La démarche est toujours la même : une capsule de mise en bouche la veille afin de mettre les élèves en éveil, une phase d’échanges qui précède toujours la mise en activité. Une phase de construction durant laquelle les élèves organisent ce qu’ils ont découvert, et enfin une mise en commun. La trace écrite sera déposée sur Pronote (logiciel de vie scolaire en collège) afin qu’elle soit recopiée à la maison. Un chef d’œuvre sera produit un peu plus tard afin de vérifier la compréhension.
Pouvez-vous donner un exemple de mise en activité lors d’une escale ?
Voici un exemple de mise en activité lors du premier voyage « Voyage dans l’île aux monstres ». Mission pour cette escale : « Sur l’île aux monstres, tu as trouvé un œuf énorme Tu l’as caché sur le bateau, mais aujourd’hui c’est le grand jour : l’éclosion. Et si tu nous présentais ton nouveau monstre ? » Les élèves ont comme matériel un dictaphone et la fabrique à monstre « Fabricabrac ». Consignes : nommer le monstre, le décrire physiquement, raconter ce qu’il est capable de faire, dire ce qui fait peur chez lui en utilisant le vocabulaire de la peur abordé à l’escale précédente.
L’élève s’invente un personnage qui tient tout le long de l’année son journal de bord : comment en pratique ce journal est-il tenu ? Quel en est le contenu ? Quels vous en semblent les intérêts ?

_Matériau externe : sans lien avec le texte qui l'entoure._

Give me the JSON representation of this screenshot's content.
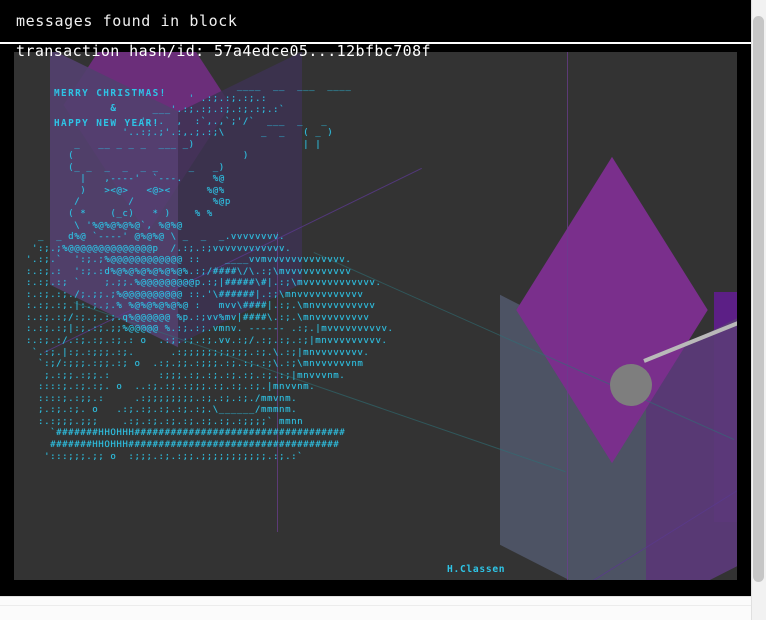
{
  "header": {
    "title": "messages found in block"
  },
  "transaction": {
    "label_line": "transaction hash/id: 57a4edce05...12bfbc708f",
    "hash_prefix": "57a4edce05",
    "hash_suffix": "12bfbc708f",
    "hash_ellipsis": "..."
  },
  "message": {
    "greeting": "MERRY CHRISTMAS!\n        &\nHAPPY NEW YEAR!",
    "signature": "H.Classen",
    "ascii_art": "                                   ____  __  ___  ____\n                           ' .:;.:;.:;.:\n                     ___'.:;.:;.:;.:;.:;.:`\n                  _'.:.  ,  :`,.,`;'/`  ___  _   _\n                '..:;.;'.:,.;.:;\\      _  _   ( _ )\n        _   __ _ _ _  ___ _)                  | |\n       (                            )\n       (_ _  _  _  _ _     _   _)\n         |   ,----'  `---.     %@\n         )   ><@>   <@><      %@%\n        /        /             %@p\n       ( *    (_c)   * )    % %\n        \\ '%@%@%@%@`, %@%@\n  _  _ d%@ `----' @%@%@ \\ _  _  _.vvvvvvvv.\n ':;.;%@@@@@@@@@@@@@@p  /.:;.:;vvvvvvvvvvvv.\n'.:;.`  ':;.;%@@@@@@@@@@@@ ::    ____vvmvvvvvvvvvvvvv.\n:.:;.:  ':;.:d%@%@%@%@%@%@%.:;/####\\/\\.:;\\mvvvvvvvvvvv\n:.:;.:; `    ;.;;.%@@@@@@@@@p.:;|#####\\#|.:;\\mvvvvvvvvvvvv.\n:.:;.:;./;.;;.;%@@@@@@@@@@ ::.'\\######|.:;\\mnvvvvvvvvvvv\n:.:;.:;.|:.;.;.% %@%@%@%@%@ :   mvv\\####|.:;.\\mnvvvvvvvvvv\n:.:;.:;/:;.;.:;.q%@@@@@@ %p.:;vv%mv|####\\.:;.\\mnvvvvvvvvv\n:.:;.:;|:;.:;.;;%@@@@@ %.:;.:;.vmnv. ------ .:;.|mvvvvvvvvvv.\n:.:;.:/.:;.:;.:;.: o  .:;.:;.:;.vv.:;/.:;.:;.:;|mnvvvvvvvvv.\n `.:;.|:;.:;;;.:;.      .:;;;;;;;;;;;.:;.\\.:;|mnvvvvvvvv.\n  `:;/:;;;.:;;.:; o  .:;.;;.:;;;.:;.:;.:;\\.:;\\mnvvvvvvnm\n   ;.:;;.:;;.:        :;;;.:;.:;.:;.:;.:;.:;|mnvvvnm.\n  ::::;.:;.:;. o  ..:;.:;.:;;;.:;.:;.:;.|mnvvnm.\n  ::::;.:;;.:     .:;;;;;;;;.:;.:;.:;./mmvnm.\n  ;.:;.:;. o   .:;.:;.:;.:;.:;.\\______/mmmnm.\n  :.:;;;.;;;    .:;.:;.:;.:;.:;.:;.:;;;;` mmnn\n    `#######HHOHHH###################################\n    #######HHOHHH###################################\n   ':::;;;.;; o  :;;;.:;.:;;.;;;;;;;;;;;.:;.:`",
    "text_color": "#2ec4e6"
  },
  "decor": {
    "canvas_bg": "#333333",
    "purple_top": "#7a2f8c",
    "purple_left": "#53406e",
    "slate_face": "#4f5668",
    "deep_purple": "#5c1f86",
    "knob_color": "#7e7e7e",
    "stick_color": "#b9b9b9"
  },
  "scrollbar": {
    "track_color": "#f2f2f2",
    "thumb_color": "#c6c6c6"
  }
}
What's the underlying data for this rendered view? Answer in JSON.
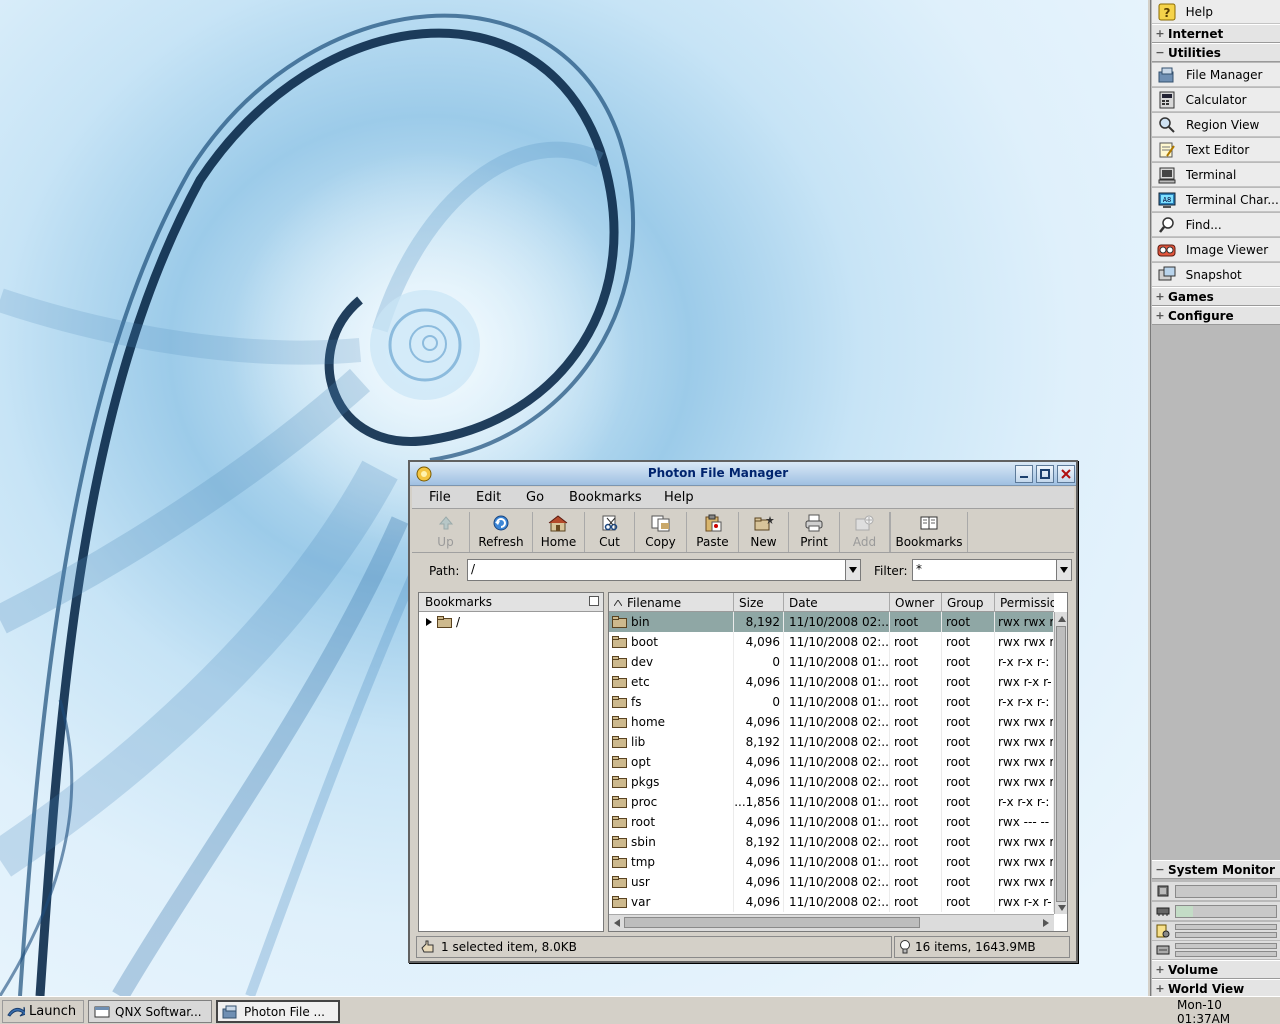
{
  "shelf": {
    "top_items": [
      {
        "label": "Help",
        "icon": "help-icon"
      }
    ],
    "groups": {
      "internet": {
        "label": "Internet",
        "expanded": false
      },
      "utilities": {
        "label": "Utilities",
        "expanded": true
      },
      "games": {
        "label": "Games",
        "expanded": false
      },
      "configure": {
        "label": "Configure",
        "expanded": false
      },
      "system_monitor": {
        "label": "System Monitor",
        "expanded": true
      },
      "volume": {
        "label": "Volume",
        "expanded": false
      },
      "world_view": {
        "label": "World View",
        "expanded": false
      }
    },
    "utilities": [
      {
        "label": "File Manager",
        "icon": "file-manager-icon"
      },
      {
        "label": "Calculator",
        "icon": "calculator-icon"
      },
      {
        "label": "Region View",
        "icon": "region-view-icon"
      },
      {
        "label": "Text Editor",
        "icon": "text-editor-icon"
      },
      {
        "label": "Terminal",
        "icon": "terminal-icon"
      },
      {
        "label": "Terminal Char...",
        "icon": "terminal-char-icon"
      },
      {
        "label": "Find...",
        "icon": "find-icon"
      },
      {
        "label": "Image Viewer",
        "icon": "image-viewer-icon"
      },
      {
        "label": "Snapshot",
        "icon": "snapshot-icon"
      }
    ],
    "monitor": {
      "cpu_load": 0.0,
      "memory_used": 0.17
    }
  },
  "taskbar": {
    "launch": "Launch",
    "tasks": [
      {
        "label": "QNX Softwar...",
        "active": false
      },
      {
        "label": "Photon File ...",
        "active": true
      }
    ],
    "clock": "Mon-10 01:37AM"
  },
  "window": {
    "title": "Photon File Manager",
    "menus": [
      "File",
      "Edit",
      "Go",
      "Bookmarks",
      "Help"
    ],
    "toolbar": [
      {
        "label": "Up",
        "icon": "up-arrow-icon",
        "enabled": false
      },
      {
        "label": "Refresh",
        "icon": "refresh-icon",
        "enabled": true
      },
      {
        "label": "Home",
        "icon": "home-icon",
        "enabled": true
      },
      {
        "label": "Cut",
        "icon": "cut-icon",
        "enabled": true
      },
      {
        "label": "Copy",
        "icon": "copy-icon",
        "enabled": true
      },
      {
        "label": "Paste",
        "icon": "paste-icon",
        "enabled": true
      },
      {
        "label": "New",
        "icon": "new-folder-icon",
        "enabled": true
      },
      {
        "label": "Print",
        "icon": "print-icon",
        "enabled": true
      },
      {
        "label": "Add",
        "icon": "add-icon",
        "enabled": false
      },
      {
        "label": "Bookmarks",
        "icon": "bookmarks-icon",
        "enabled": true
      }
    ],
    "path_label": "Path:",
    "path_value": "/",
    "filter_label": "Filter:",
    "filter_value": "*",
    "bookmarks": {
      "header": "Bookmarks",
      "root": "/"
    },
    "columns": [
      "Filename",
      "Size",
      "Date",
      "Owner",
      "Group",
      "Permissio"
    ],
    "files": [
      {
        "name": "bin",
        "size": "8,192",
        "date": "11/10/2008 02:...",
        "owner": "root",
        "group": "root",
        "perm": "rwx rwx r",
        "selected": true
      },
      {
        "name": "boot",
        "size": "4,096",
        "date": "11/10/2008 02:...",
        "owner": "root",
        "group": "root",
        "perm": "rwx rwx r",
        "selected": false
      },
      {
        "name": "dev",
        "size": "0",
        "date": "11/10/2008 01:...",
        "owner": "root",
        "group": "root",
        "perm": "r-x r-x r-:",
        "selected": false
      },
      {
        "name": "etc",
        "size": "4,096",
        "date": "11/10/2008 01:...",
        "owner": "root",
        "group": "root",
        "perm": "rwx r-x r-",
        "selected": false
      },
      {
        "name": "fs",
        "size": "0",
        "date": "11/10/2008 01:...",
        "owner": "root",
        "group": "root",
        "perm": "r-x r-x r-:",
        "selected": false
      },
      {
        "name": "home",
        "size": "4,096",
        "date": "11/10/2008 02:...",
        "owner": "root",
        "group": "root",
        "perm": "rwx rwx r",
        "selected": false
      },
      {
        "name": "lib",
        "size": "8,192",
        "date": "11/10/2008 02:...",
        "owner": "root",
        "group": "root",
        "perm": "rwx rwx r",
        "selected": false
      },
      {
        "name": "opt",
        "size": "4,096",
        "date": "11/10/2008 02:...",
        "owner": "root",
        "group": "root",
        "perm": "rwx rwx r",
        "selected": false
      },
      {
        "name": "pkgs",
        "size": "4,096",
        "date": "11/10/2008 02:...",
        "owner": "root",
        "group": "root",
        "perm": "rwx rwx r",
        "selected": false
      },
      {
        "name": "proc",
        "size": "...1,856",
        "date": "11/10/2008 01:...",
        "owner": "root",
        "group": "root",
        "perm": "r-x r-x r-:",
        "selected": false
      },
      {
        "name": "root",
        "size": "4,096",
        "date": "11/10/2008 01:...",
        "owner": "root",
        "group": "root",
        "perm": "rwx --- --",
        "selected": false
      },
      {
        "name": "sbin",
        "size": "8,192",
        "date": "11/10/2008 02:...",
        "owner": "root",
        "group": "root",
        "perm": "rwx rwx r",
        "selected": false
      },
      {
        "name": "tmp",
        "size": "4,096",
        "date": "11/10/2008 01:...",
        "owner": "root",
        "group": "root",
        "perm": "rwx rwx r",
        "selected": false
      },
      {
        "name": "usr",
        "size": "4,096",
        "date": "11/10/2008 02:...",
        "owner": "root",
        "group": "root",
        "perm": "rwx rwx r",
        "selected": false
      },
      {
        "name": "var",
        "size": "4,096",
        "date": "11/10/2008 02:...",
        "owner": "root",
        "group": "root",
        "perm": "rwx r-x r-",
        "selected": false
      }
    ],
    "status_selected": "1 selected item, 8.0KB",
    "status_total": "16 items, 1643.9MB"
  },
  "colors": {
    "accent": "#00246e",
    "selection": "#8fa7a5",
    "desktop": "#9ccbe9"
  }
}
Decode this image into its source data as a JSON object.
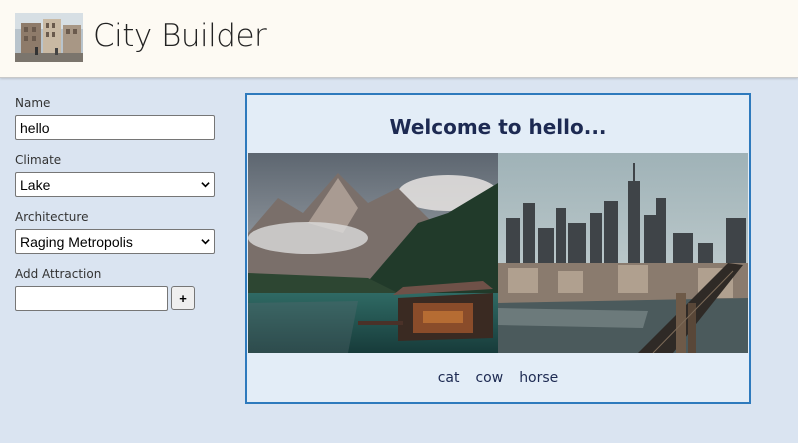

Le carnet de Bord est rédigé sur le cahier personnel, il n’est pas systématique mais est rempli au minimum une fois par semaine. L’élève fait parler son personnage (récit à la première personne) qui nomme les notions vues dans les différentes escales. Il photographie ce carnet et me l’envoie, ce qui me permet de vérifier la compréhension. Je me suis rendue compte que le détachement par l’avatar et le recours à la fiction libèrent l’écriture, et du coup ce procédé est plus efficace qu’un résumé de cours.
Vous avez créé une application pour accompagner la progression des élèves : pouvez-vous nous la présenter ?
J’ai surtout réalisé cette application afin de regrouper toutes les ressources et donner une plus grande visibilité aux parents. J’y dépose les activités et les productions des élèves. Il s’agit en fait du carnet de bord de la classe. Je l’ai réalisée avec Glide (plateforme de messagerie instantanée) grâce aux conseils de mes amis twitter @melfenaert @sebfranc3459 et @Tiiiix
Vous proposez aussi aux élèves des marque-pages pour rendre compte de leurs lectures cursives : de quoi s’agit-il ?
C’est vraiment une idée toute simple : un marque page qui peut être rempli tout au long de la lecture. Cela évite l’oubli et permet à l’enseignant de suivre les lectures cursives.
Vous avez déjà fait un joli bout du voyage pédagogique : quel bilan en tirez-vous : pour les élèves ? Pour l’enseignante ?
C’est une expérience que je découvre en partie avec les élèves. En étant à leurs côtés, je ressens leur application à se projeter dans les défis successifs, leur implication dans la construction de l’histoire de leur propre avatar qui leur ressemble beaucoup, leur désir d’arriver au bout de l’aventure ! Ce bout de chemin avec eux me conforte dans l’idée que l’activité est force d’apprentissage. Enfin, je redécouvre le plaisir de constater que l’école ne s’arrête pas à la salle de classe, elle mobilise non seulement les élèves, leurs familles…voire les jeunes d’autres classes qui ne sont pas mes élèves. L’usage du numérique propose ici une réelle plus value aux stratégies pédagogiques proposées.